2. Pattern-Aware Strategy Assignment: AdaHOP assigns to each matrix multiplication the optimal low-precision computation, selecting from three options:
   • IHT (when the smoothing direction mitigates outliers: CN/NN pairs)
   • IHT with Outlier Extraction (OE) (when dominant outliers resist smoothing: RN, RC, NC, CC)
   • High-precision BF16 (for attention-critical or otherwise sensitive pairs in AdaHOP-Lv2)
3. Outlier Extraction (OE): Extreme rows/columns are identified and routed to a high-precision computation path, while the remainder is handled by low-precision IHT.
4. Hardware-Aware Kernel Implementation: All stages are fused and tile-optimized for AMD CDNA4 GPUs, minimizing data movement and maximizing throughput. OE operates at hardware-motivated granularities (e.g., $k=64$ for the number of extracted elements).

   Figure 5: AdaHOP pipeline, dynamically selecting among IHT, OE+IHT, and BF16 based on the current operand pair's detected outlier pattern.

Theoretical Foundation

The theoretical analysis establishes that:

• Transform Efficacy: Hadamard transforms substantially reduce quantization error only when their mixing acts orthogonally to the dominant outlier direction.
• Outlier Extraction Superiority: For extreme outlier cases, routing these components through a separate high-precision path and applying IHT to the residual is provably more effective than any global transform in terms of error scaling.
• Temporal Stability: Once assigned, layer-wise patterns remain constant. Therefore, static assignment generates equivalent benefits to dynamic adaptation but with much lower overhead.

Empirical Results

Numerical results demonstrate that AdaHOP closes the quality gap between full-precision BF16 and aggressive low-precision (MXFP4) training. On both Llama3.2-1B and Instella-3B, AdaHOP’s loss curves are consistently within 0.01 of BF16, outperforming all prior MXFP4 methods both in terms of loss and downstream accuracy.

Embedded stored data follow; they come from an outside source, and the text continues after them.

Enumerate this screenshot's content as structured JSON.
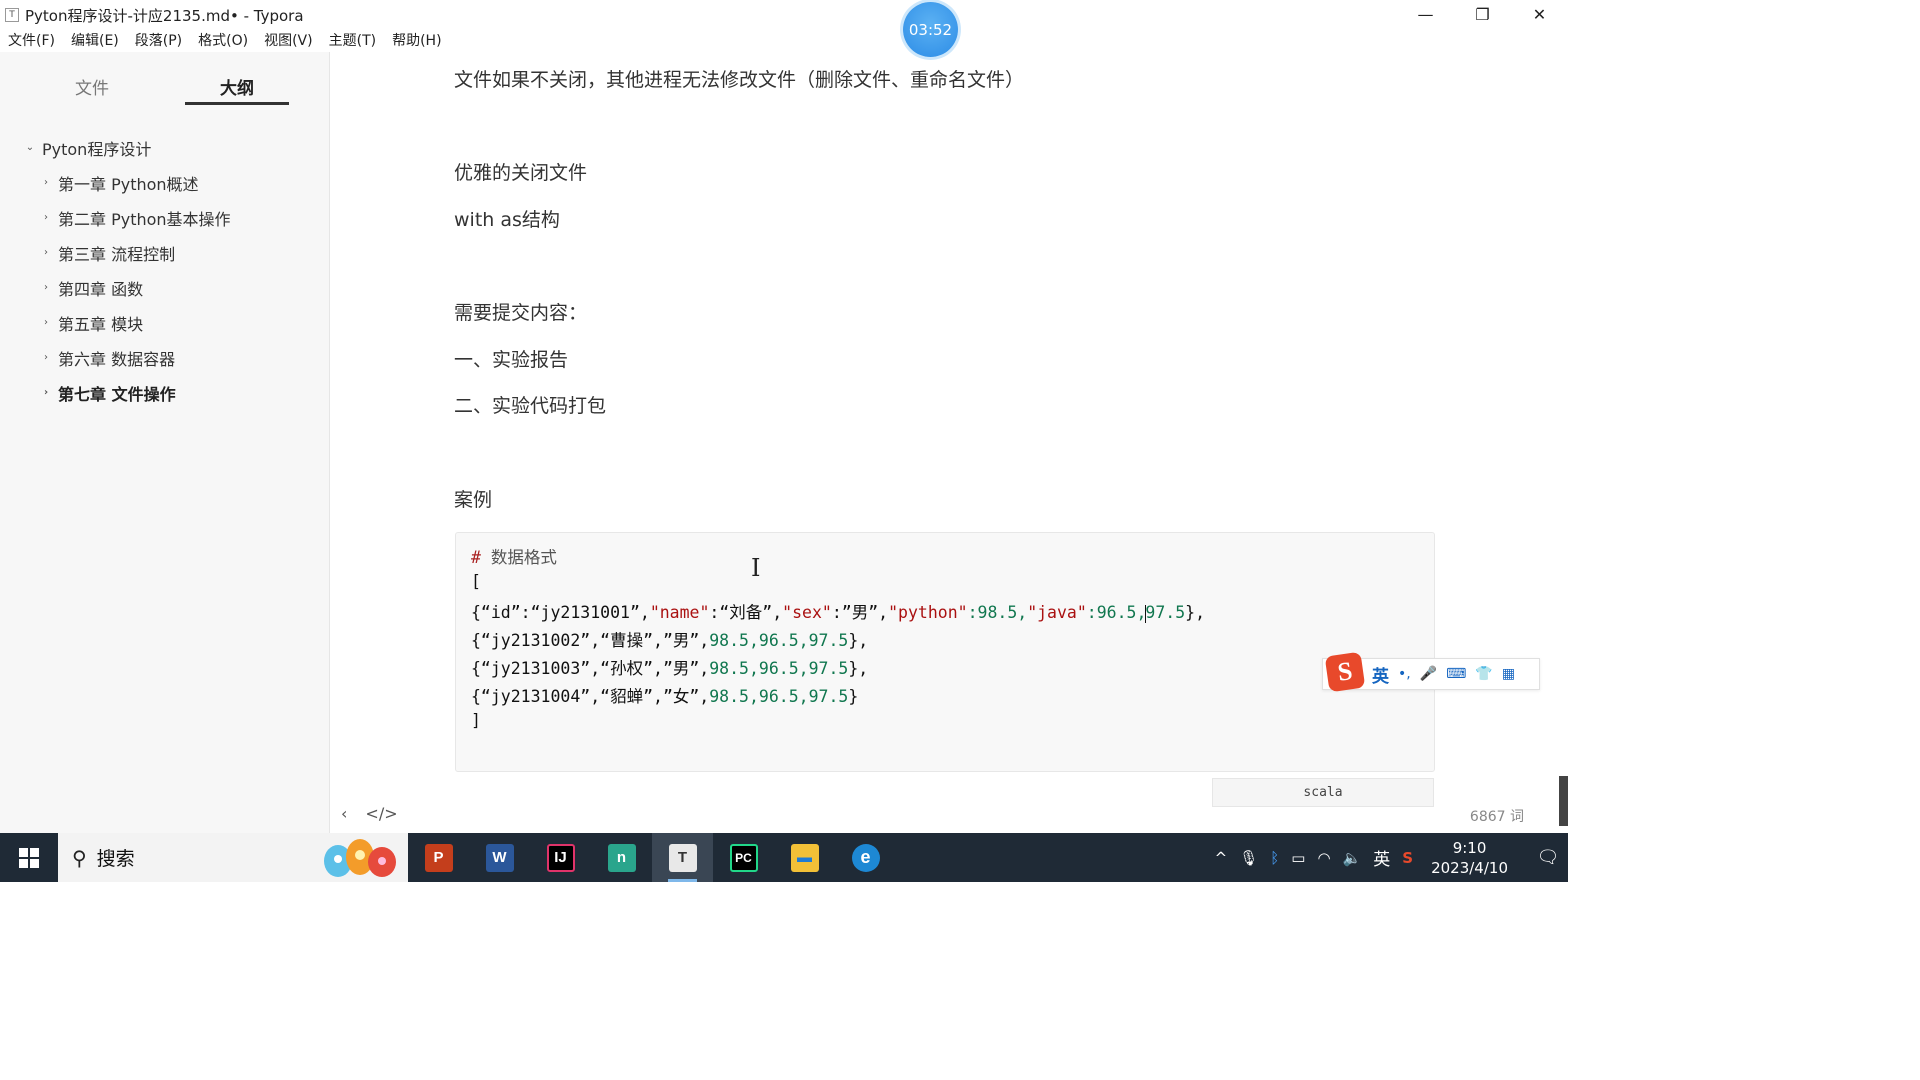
{
  "window": {
    "title": "Pyton程序设计-计应2135.md• - Typora",
    "app_icon": "T",
    "controls": {
      "minimize": "—",
      "restore": "❐",
      "close": "✕"
    }
  },
  "timer": "03:52",
  "menu": [
    "文件(F)",
    "编辑(E)",
    "段落(P)",
    "格式(O)",
    "视图(V)",
    "主题(T)",
    "帮助(H)"
  ],
  "sidebar": {
    "tab_files": "文件",
    "tab_outline": "大纲",
    "root": "Pyton程序设计",
    "items": [
      "第一章 Python概述",
      "第二章 Python基本操作",
      "第三章 流程控制",
      "第四章 函数",
      "第五章 模块",
      "第六章 数据容器",
      "第七章 文件操作"
    ],
    "active_index": 6
  },
  "document": {
    "paragraphs": [
      "文件如果不关闭，其他进程无法修改文件（删除文件、重命名文件）",
      "优雅的关闭文件",
      "with as结构",
      "需要提交内容：",
      "一、实验报告",
      "二、实验代码打包",
      "案例"
    ],
    "code": {
      "comment_mark": "#",
      "comment_text": " 数据格式",
      "open_bracket": "[",
      "row1": {
        "open": "{“id”:“jy2131001”,",
        "k_name": "\"name\"",
        "v_name": ":“刘备”,",
        "k_sex": "\"sex\"",
        "v_sex": ":”男”,",
        "k_python": "\"python\"",
        "n_python": ":98.5,",
        "k_java": "\"java\"",
        "n_java": ":96.5,",
        "n_last": "97.5",
        "close": "},"
      },
      "row2": {
        "text": "{“jy2131002”,“曹操”,”男”,",
        "nums": "98.5,96.5,97.5",
        "close": "},"
      },
      "row3": {
        "text": "{“jy2131003”,“孙权”,”男”,",
        "nums": "98.5,96.5,97.5",
        "close": "},"
      },
      "row4": {
        "text": "{“jy2131004”,“貂蝉”,”女”,",
        "nums": "98.5,96.5,97.5",
        "close": "}"
      },
      "close_bracket": "]",
      "language": "scala"
    }
  },
  "ime": {
    "logo": "S",
    "mode": "英",
    "punct": "•,",
    "mic": "🎤",
    "keyboard": "⌨",
    "skin": "👕",
    "tools": "▦"
  },
  "footer": {
    "back": "‹",
    "source": "</>",
    "word_count": "6867 词"
  },
  "taskbar": {
    "search_placeholder": "搜索",
    "apps": [
      {
        "name": "powerpoint",
        "glyph": "P",
        "color": "#c43e1c"
      },
      {
        "name": "word",
        "glyph": "W",
        "color": "#2b579a"
      },
      {
        "name": "intellij",
        "glyph": "IJ",
        "color": "#000000"
      },
      {
        "name": "notepad-app",
        "glyph": "n",
        "color": "#2aa58c"
      },
      {
        "name": "typora",
        "glyph": "T",
        "color": "#e8e8e8"
      },
      {
        "name": "pycharm",
        "glyph": "PC",
        "color": "#000000"
      },
      {
        "name": "file-explorer",
        "glyph": "▬",
        "color": "#f2c037"
      },
      {
        "name": "edge",
        "glyph": "e",
        "color": "#1d88d4"
      }
    ],
    "active_app_index": 4,
    "tray": {
      "chevron": "^",
      "mic": "🎙",
      "bluetooth": "ᛒ",
      "battery": "▭",
      "wifi": "◠",
      "volume": "🔈",
      "ime": "英",
      "sogou": "S"
    },
    "time": "9:10",
    "date": "2023/4/10",
    "notifications": "🗨"
  }
}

Figure 6: Training loss curves show AdaHOP's minimal loss gap to BF16 for Llama3.2-1B and Instella-3B.

AdaHOP achieves up to 3.6× memory compression and 1.8× kernel-level speedup over BF16, with negligible quality regression on diverse downstream tasks (LAMBADA, HellaSwag, ARC-Easy, PIQA).

Figure 7: Hardware-aware AdaHOP implementation: FOID, IHT+Quant, fused MXFP4+BF16 GEMM, and fused scatter-add achieve efficient concurrent high/low-precision computation.

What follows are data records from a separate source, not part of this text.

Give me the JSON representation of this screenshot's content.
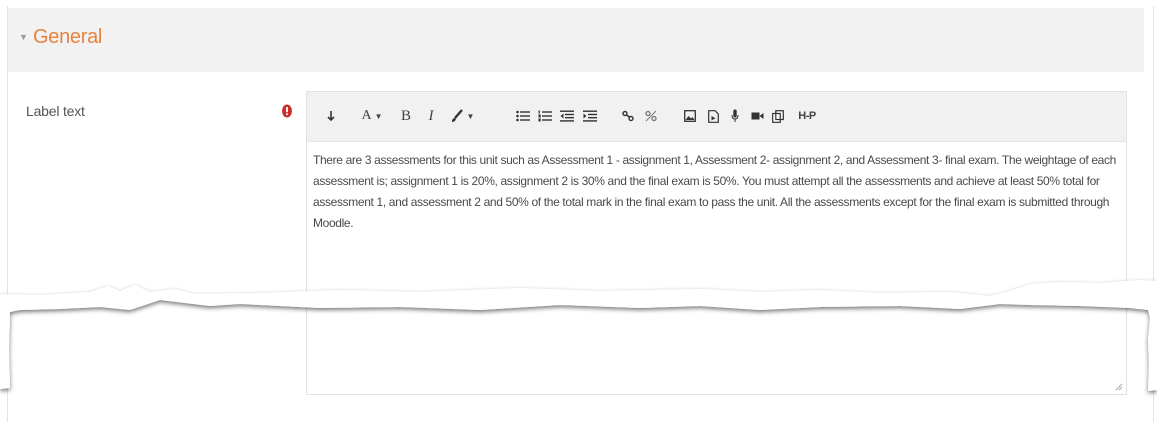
{
  "section": {
    "title": "General",
    "expanded": true,
    "accent_color": "#e8823f"
  },
  "field": {
    "label": "Label text",
    "required": true,
    "required_color": "#c9302c"
  },
  "toolbar": {
    "icons": [
      "show-more-icon",
      "font-size-icon",
      "bold-icon",
      "italic-icon",
      "text-color-icon",
      "unordered-list-icon",
      "ordered-list-icon",
      "outdent-icon",
      "indent-icon",
      "link-icon",
      "unlink-icon",
      "image-icon",
      "media-icon",
      "record-audio-icon",
      "record-video-icon",
      "manage-files-icon",
      "h5p-icon"
    ],
    "font_size_label": "A",
    "bold_label": "B",
    "italic_label": "I",
    "h5p_label": "H-P"
  },
  "editor": {
    "text": "There are 3 assessments for this unit such as Assessment 1 - assignment 1, Assessment 2- assignment 2, and Assessment 3- final exam.  The weightage of each assessment is; assignment 1 is 20%, assignment 2  is 30% and the final exam is 50%. You must attempt all the assessments and achieve at least 50% total for assessment 1, and assessment 2 and 50% of the total mark in the final exam to pass the unit.  All the assessments except for the final exam is submitted through Moodle."
  }
}
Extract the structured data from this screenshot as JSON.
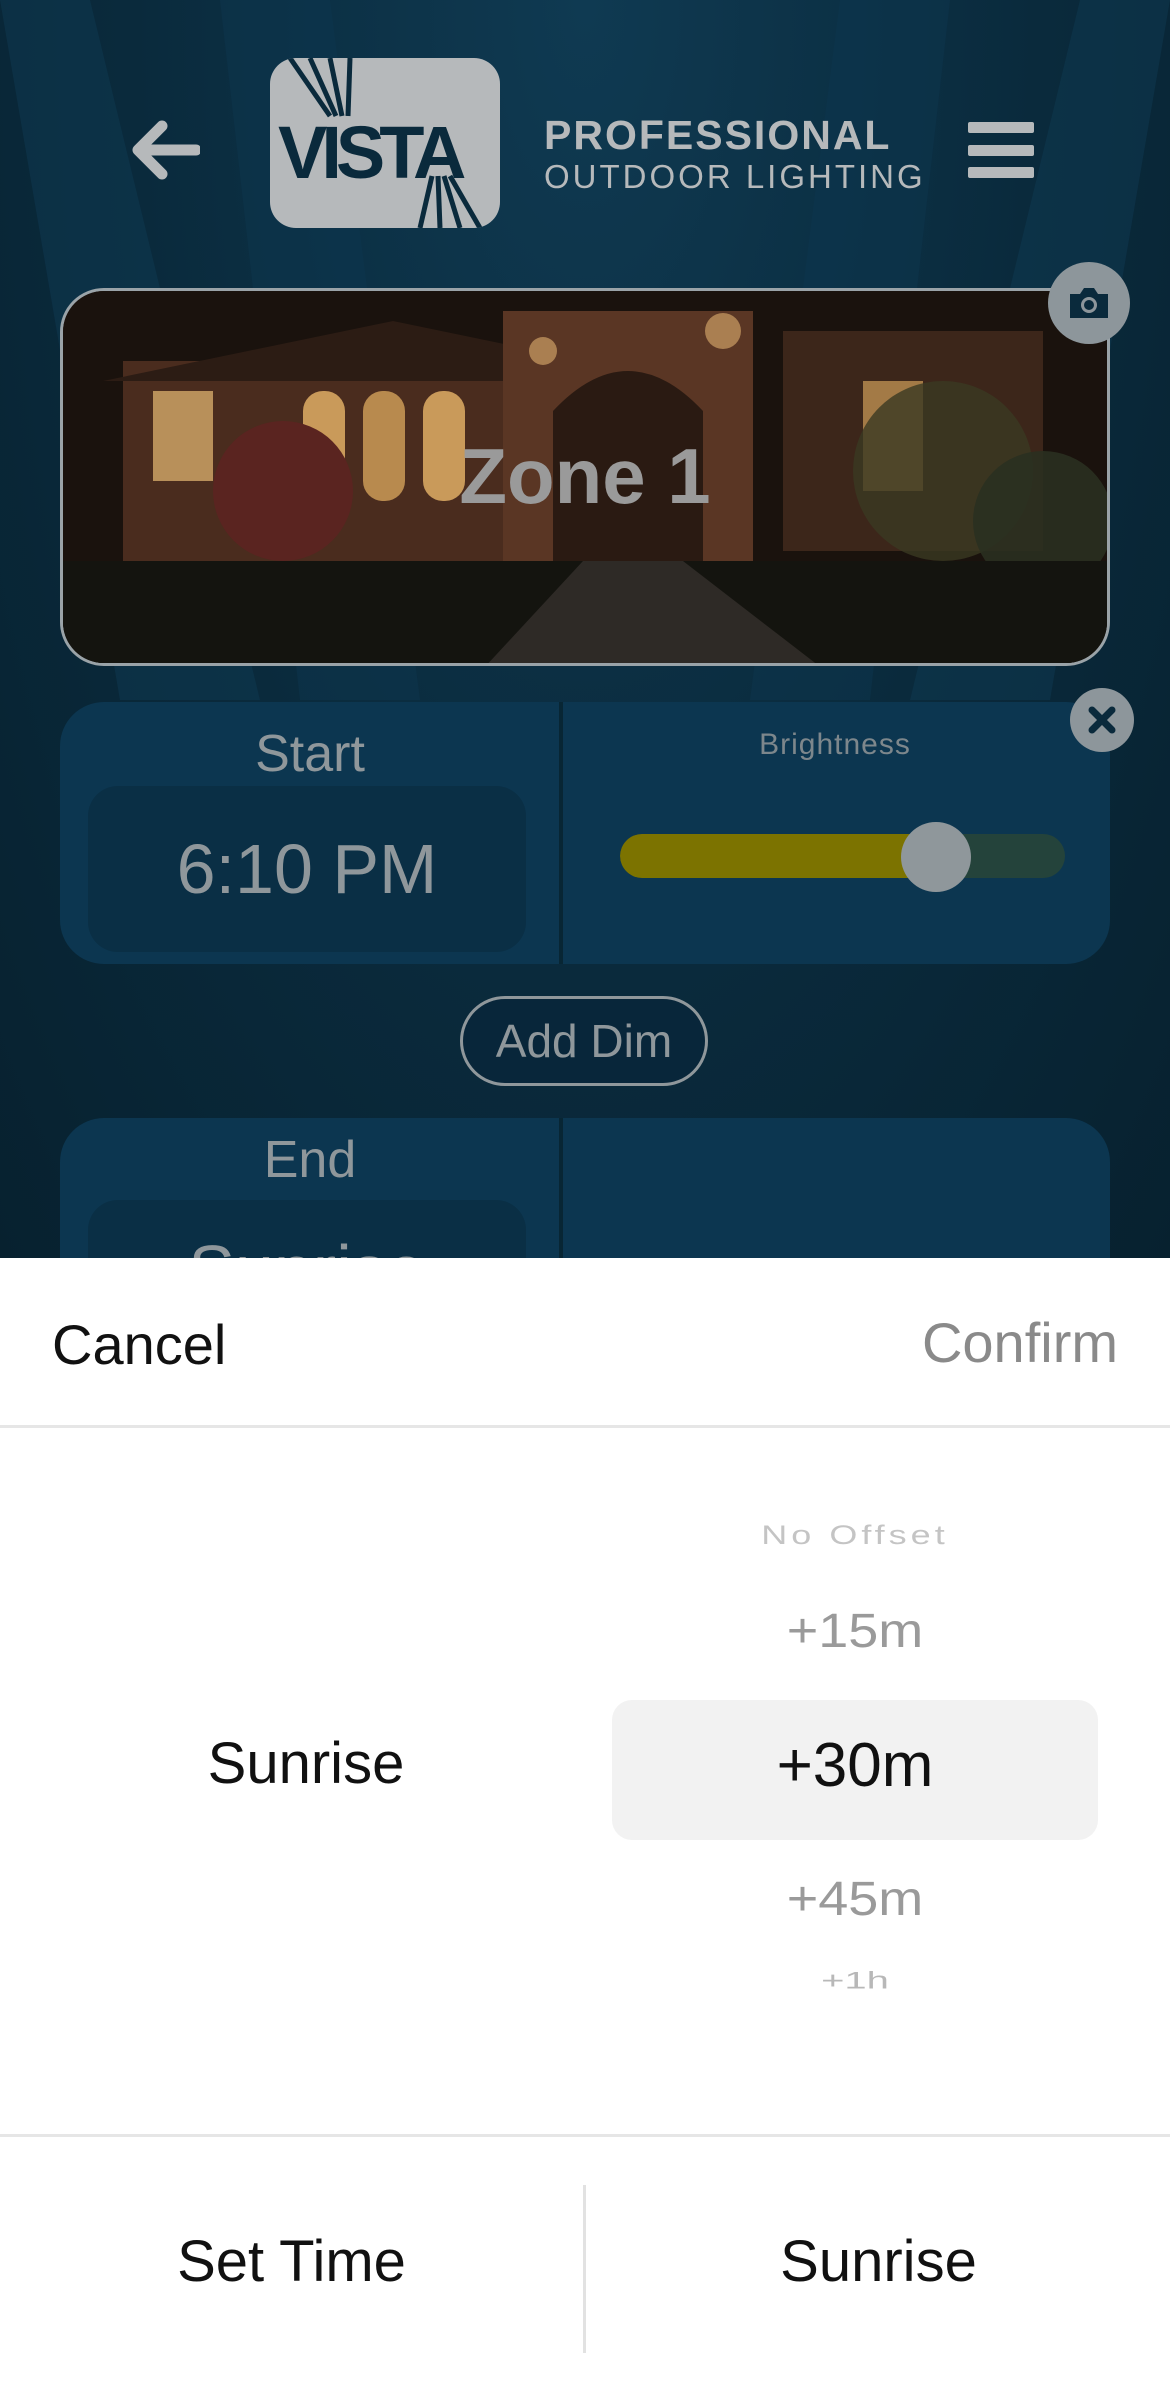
{
  "header": {
    "back_icon": "arrow-left-icon",
    "logo_word": "VISTA",
    "brand_line1": "PROFESSIONAL",
    "brand_line2": "OUTDOOR LIGHTING",
    "menu_icon": "hamburger-menu-icon"
  },
  "zone": {
    "title": "Zone 1",
    "camera_icon": "camera-icon",
    "close_icon": "close-icon"
  },
  "start": {
    "label": "Start",
    "time": "6:10 PM",
    "brightness_label": "Brightness",
    "brightness_level": 0.71
  },
  "add_dim_label": "Add Dim",
  "end": {
    "label": "End",
    "value": "Sunrise"
  },
  "sheet": {
    "cancel_label": "Cancel",
    "confirm_label": "Confirm",
    "left_column_value": "Sunrise",
    "offset_options": [
      "No Offset",
      "+15m",
      "+30m",
      "+45m",
      "+1h"
    ],
    "selected_offset": "+30m",
    "footer_left_label": "Set Time",
    "footer_right_label": "Sunrise"
  },
  "colors": {
    "background": "#0a2a3c",
    "panel": "#0c3650",
    "slider_fill": "#7c7300",
    "sheet": "#ffffff"
  }
}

The hardware-optimized Triton kernels ensure that OE and fused mixed-precision GEMS are executed with minimal extra latency over baseline low-precision computation, and overall training throughput is competitive with or superior to baseline approaches.

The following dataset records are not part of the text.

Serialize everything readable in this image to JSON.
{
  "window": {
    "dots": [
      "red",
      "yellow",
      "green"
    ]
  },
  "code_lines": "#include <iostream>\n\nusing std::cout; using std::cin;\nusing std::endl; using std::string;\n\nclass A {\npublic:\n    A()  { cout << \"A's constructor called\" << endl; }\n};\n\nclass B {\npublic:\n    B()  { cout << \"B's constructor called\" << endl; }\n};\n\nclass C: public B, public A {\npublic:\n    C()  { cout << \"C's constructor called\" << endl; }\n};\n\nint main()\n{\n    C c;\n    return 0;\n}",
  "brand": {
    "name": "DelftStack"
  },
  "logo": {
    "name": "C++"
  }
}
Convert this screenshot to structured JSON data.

Broader Implications and Future Directions

AdaHOP advances LPT theory and practice by showing that outlier pattern diversity—not previously accounted for in LPT—is an underexploited axis for accuracy-preserving efficiency gains. Practically, AdaHOP enables stable, nearly lossless training of LLMs using aggressive quantization formats, unlocking significant memory and compute savings. Theoretically, the pattern-centric view is likely to generalize to other architectures and emerging hardware formats.

Future work suggested by the authors includes extending AdaHOP to integrate learned, layer-specific rotation matrices, as well as validating and refining the approach on family-diverse LLMs (e.g., Mixtral, Gemma architectures) and additional quantization formats. Adaptive or learnable selection of OE granularity (e.g., dynamic adjustment of $k$ per layer) could further improve the efficiency-accuracy trade-off.

Conclusion

AdaHOP establishes that outlier patterns in LLM training are structured, persistent, and amenable to static calibration, contradicting prevalent uniform-transform practices in prior low-precision frameworks. By aligning the Hadamard transform direction and outlier extraction strategy with operand-specific pattern pairs, AdaHOP delivers BF16-equivalent training quality at substantially reduced precision, memory, and compute overheads. Its design and successful hardware realization mark a substantive advance in the deployment of efficient, scalable LPT for future generations of large neural models.